Sumur Bor Dalam Dinilai Paling Tepat Atasi Kekeringan di Gunung Kidul
Editor: Koko Triarko
Tarif itu dinilai jauh lebih murah jika dibandingkan membeli air sebesar Rp150-200.000 per tangki atau sekitar 5.000 liter. Pasalnya dalam sebulan, kini ia mengaku hanya perlu mengeluarkan uang sekitar Rp50.000 untuk kebutuhan konsumsi air bersih.
Salah satu tantangan mengatasi persoalan kekeringan di kabupaten Gunung Kidul dengan memanfaatkan air tanah ini, adalah tidak semua titik wilayah bisa dibor untuk keperluan pembuatan sumur bor dalam. Sebagai contoh adalah wilayah dusun Kaliwuluh, desa Jurang Jero, yang berada tepat di kawasan lereng perbukitan. Meski sumur bor dalam pernah dibangun di dusun ini, namun nyatanya air yang keluar tidak maksimal, cenderung kecil, bahkan akhirnya terhenti.

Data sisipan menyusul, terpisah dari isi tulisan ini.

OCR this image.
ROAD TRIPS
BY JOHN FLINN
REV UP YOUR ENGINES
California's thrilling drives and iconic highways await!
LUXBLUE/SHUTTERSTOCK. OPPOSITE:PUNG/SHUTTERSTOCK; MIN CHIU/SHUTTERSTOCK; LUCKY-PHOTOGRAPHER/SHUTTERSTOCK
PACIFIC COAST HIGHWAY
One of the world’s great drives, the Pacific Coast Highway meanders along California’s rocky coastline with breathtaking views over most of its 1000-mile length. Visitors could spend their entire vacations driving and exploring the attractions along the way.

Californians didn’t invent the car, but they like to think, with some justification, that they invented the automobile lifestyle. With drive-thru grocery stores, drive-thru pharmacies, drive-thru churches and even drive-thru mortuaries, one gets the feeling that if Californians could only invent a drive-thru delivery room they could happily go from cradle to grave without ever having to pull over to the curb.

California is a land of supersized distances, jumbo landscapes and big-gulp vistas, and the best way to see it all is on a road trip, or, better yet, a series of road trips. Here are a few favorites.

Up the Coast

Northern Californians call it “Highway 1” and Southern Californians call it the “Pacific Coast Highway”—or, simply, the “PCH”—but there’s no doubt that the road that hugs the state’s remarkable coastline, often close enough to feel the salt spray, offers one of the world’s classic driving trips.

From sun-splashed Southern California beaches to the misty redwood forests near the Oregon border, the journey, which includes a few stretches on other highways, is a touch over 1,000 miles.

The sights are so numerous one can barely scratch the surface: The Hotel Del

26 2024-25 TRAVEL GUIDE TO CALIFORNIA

“Karena sumur bor dalam yang dibangun gagal, sampai saat ini dusun Karangwuluh menjadi satu-satunya dusun di desa Jurang Jero yang masih kesulitan air. Sehingga untuk memenuhi kebutuhan air bersih setiap musim kemarau, sekitar 500 warga harus mengandalkan dropping air,” ujar Sekretaris Desa Jurang Jero, Aris Wijayadi.
Kendala lain adalah belum maksimalnya pengelolaan PAM Dusun, khususnya terkait distribusi air sumur bor dalam yang telah dibangun. Meski potensi sumber air sumur bor dalam tersebut diperkirakan mampu untuk mencukupi kebutuhan air bersih seluruh warga desa, namun nyatanya hingga kini hal tersebut belum bisa terwujud.
Persoalan itu lebih karena faktor teknis seperti ketidakmampuan pompa menyalurkan air ke dalam bak tampungan yang terletak di atas bukit. Hingga persoalan lemahnya sumber tenaga listrik pompa air saat malam hari, karena menggunakan tenaga surya.
Jika sejumlah persoalan teknis ini bisa diatasi, bukan tidak mungkin keberadaan sumur-sumur bor dalam bantuan Badan Geologi Kementerian ESDM ini bisa menjadi solusi penyediaan air bersih bagi seluruh warga di desa Jurang Jero, bahkan juga di kabupaten Gunung Kidul.